There remain a number of challenges in running a system like Monarch that are discussed in the paper as well as pointed out by other researchers.
- Feature Evasion: Spammers can attempt to game the machine learning system. Given the real-time feedback for whether a URL is spam, they can attempt to modify their content or hosting to avoid detection.
- Time-based Evasion: URLs are crawled immediately upon their submission to the dispatch queue. This creates a time of click, time of use challenge where spammers can present benign content upon sending an email/tweet, but then change the content to spam after the URL is cleared.
- Crawler Evasion: Given we operate on a limited IP space and use single browser type, attackers can fingerprint both our hosting and browser client.

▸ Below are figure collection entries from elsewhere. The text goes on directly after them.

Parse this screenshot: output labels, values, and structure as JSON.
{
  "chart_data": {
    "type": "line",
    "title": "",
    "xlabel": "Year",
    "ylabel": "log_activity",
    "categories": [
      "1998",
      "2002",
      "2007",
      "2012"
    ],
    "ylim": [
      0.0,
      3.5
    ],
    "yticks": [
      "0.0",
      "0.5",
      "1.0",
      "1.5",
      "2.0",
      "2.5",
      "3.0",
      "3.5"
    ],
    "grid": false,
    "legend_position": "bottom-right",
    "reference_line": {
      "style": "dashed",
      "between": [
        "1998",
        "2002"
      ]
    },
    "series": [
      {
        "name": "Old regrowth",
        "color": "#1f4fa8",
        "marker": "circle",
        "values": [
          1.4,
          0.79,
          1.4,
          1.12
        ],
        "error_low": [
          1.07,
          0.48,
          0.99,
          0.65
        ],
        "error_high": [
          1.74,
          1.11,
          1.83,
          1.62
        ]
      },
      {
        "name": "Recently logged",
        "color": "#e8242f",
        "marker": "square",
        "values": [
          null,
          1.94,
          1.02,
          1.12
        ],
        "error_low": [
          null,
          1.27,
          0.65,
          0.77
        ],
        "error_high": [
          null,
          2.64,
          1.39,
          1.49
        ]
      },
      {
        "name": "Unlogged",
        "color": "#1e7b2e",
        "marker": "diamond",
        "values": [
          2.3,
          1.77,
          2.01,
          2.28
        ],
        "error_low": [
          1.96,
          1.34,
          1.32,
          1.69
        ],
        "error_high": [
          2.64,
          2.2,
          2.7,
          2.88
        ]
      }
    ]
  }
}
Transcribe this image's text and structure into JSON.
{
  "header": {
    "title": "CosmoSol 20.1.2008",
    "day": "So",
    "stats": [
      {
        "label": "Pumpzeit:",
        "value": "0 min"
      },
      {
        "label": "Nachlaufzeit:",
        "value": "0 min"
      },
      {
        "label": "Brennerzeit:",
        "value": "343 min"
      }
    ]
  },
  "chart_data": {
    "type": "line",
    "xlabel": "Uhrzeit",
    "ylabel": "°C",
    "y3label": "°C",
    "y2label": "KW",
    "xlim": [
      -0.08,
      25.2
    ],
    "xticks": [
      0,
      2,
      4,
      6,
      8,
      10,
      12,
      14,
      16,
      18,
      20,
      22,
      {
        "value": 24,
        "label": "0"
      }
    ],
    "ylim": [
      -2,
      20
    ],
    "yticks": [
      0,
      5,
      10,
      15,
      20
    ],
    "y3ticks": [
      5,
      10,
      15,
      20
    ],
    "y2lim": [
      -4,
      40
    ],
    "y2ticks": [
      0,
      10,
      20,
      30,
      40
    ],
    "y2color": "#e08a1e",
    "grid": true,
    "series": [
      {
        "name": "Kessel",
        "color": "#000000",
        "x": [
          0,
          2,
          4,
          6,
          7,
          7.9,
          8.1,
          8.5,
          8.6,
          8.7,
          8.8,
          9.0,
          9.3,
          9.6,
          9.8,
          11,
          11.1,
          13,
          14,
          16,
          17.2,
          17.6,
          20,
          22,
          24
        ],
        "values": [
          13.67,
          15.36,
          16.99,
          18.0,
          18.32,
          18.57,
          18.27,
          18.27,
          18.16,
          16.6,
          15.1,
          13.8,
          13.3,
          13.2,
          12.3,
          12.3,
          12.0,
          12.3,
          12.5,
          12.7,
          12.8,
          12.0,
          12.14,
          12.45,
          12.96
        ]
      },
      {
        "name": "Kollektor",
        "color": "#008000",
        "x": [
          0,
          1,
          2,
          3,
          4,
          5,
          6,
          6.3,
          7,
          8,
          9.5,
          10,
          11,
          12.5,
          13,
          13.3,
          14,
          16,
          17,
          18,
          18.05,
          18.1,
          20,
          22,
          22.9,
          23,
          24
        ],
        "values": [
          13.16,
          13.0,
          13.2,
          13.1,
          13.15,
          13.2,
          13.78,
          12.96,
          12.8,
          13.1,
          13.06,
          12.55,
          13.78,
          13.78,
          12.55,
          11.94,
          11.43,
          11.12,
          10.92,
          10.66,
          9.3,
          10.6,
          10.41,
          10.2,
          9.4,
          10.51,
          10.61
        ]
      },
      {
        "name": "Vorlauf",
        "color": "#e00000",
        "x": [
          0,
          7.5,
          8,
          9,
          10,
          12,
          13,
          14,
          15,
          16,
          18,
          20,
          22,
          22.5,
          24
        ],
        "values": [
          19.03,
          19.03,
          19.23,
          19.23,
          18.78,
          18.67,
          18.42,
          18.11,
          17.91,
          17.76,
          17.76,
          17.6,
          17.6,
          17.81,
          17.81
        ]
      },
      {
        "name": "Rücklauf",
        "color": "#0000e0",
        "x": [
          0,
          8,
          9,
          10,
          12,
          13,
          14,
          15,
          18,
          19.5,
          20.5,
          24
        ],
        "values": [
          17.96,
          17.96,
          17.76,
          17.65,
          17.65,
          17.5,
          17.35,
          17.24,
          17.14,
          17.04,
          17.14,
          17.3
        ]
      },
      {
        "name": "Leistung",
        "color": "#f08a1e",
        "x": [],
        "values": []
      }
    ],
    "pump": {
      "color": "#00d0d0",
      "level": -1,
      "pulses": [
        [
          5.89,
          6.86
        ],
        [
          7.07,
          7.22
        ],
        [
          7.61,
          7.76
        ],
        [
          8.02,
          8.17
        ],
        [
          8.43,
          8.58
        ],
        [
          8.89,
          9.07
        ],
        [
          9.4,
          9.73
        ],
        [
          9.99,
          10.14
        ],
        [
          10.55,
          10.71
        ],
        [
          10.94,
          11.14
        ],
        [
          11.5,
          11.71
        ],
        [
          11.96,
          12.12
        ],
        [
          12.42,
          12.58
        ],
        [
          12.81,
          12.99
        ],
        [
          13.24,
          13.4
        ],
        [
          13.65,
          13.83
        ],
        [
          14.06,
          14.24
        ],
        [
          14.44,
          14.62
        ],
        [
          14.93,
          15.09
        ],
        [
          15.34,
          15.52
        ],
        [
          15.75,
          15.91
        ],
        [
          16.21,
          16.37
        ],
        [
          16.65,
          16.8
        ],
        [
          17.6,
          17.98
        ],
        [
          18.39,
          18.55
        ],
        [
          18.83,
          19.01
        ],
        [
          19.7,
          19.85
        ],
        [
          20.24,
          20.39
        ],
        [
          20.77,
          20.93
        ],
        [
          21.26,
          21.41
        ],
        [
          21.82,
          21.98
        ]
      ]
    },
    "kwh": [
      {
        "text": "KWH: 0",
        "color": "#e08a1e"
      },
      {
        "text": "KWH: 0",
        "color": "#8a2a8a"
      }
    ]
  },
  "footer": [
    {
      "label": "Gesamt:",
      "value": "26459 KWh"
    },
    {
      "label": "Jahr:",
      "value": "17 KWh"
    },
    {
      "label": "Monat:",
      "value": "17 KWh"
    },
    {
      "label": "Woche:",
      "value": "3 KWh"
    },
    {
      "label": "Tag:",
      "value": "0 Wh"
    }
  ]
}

They can then redirect our crawlers to benign content, while sending legitimate visitors to hostile content.
- Side effects: Not all websites adhere to the standard that GET requests should have no side effects. In particular, subscribe and unsubscribe URLs as well as advertisements may have side effects introduced by our crawler.
Other interesting questions also remain to be answered. In particular, it would be useful to understand how accuracy performs over time on a per campaign basis. Some campaigns may last a long time, increasing our overall accuracy, while quickly churning campaigns that introduce new features may result in lower accuracy. Similarly, it would be useful to understand whether the features we identify appear in all campaigns (and are long lasting), or whether we are able to quickly adapt to the introduction of new features and new campaigns.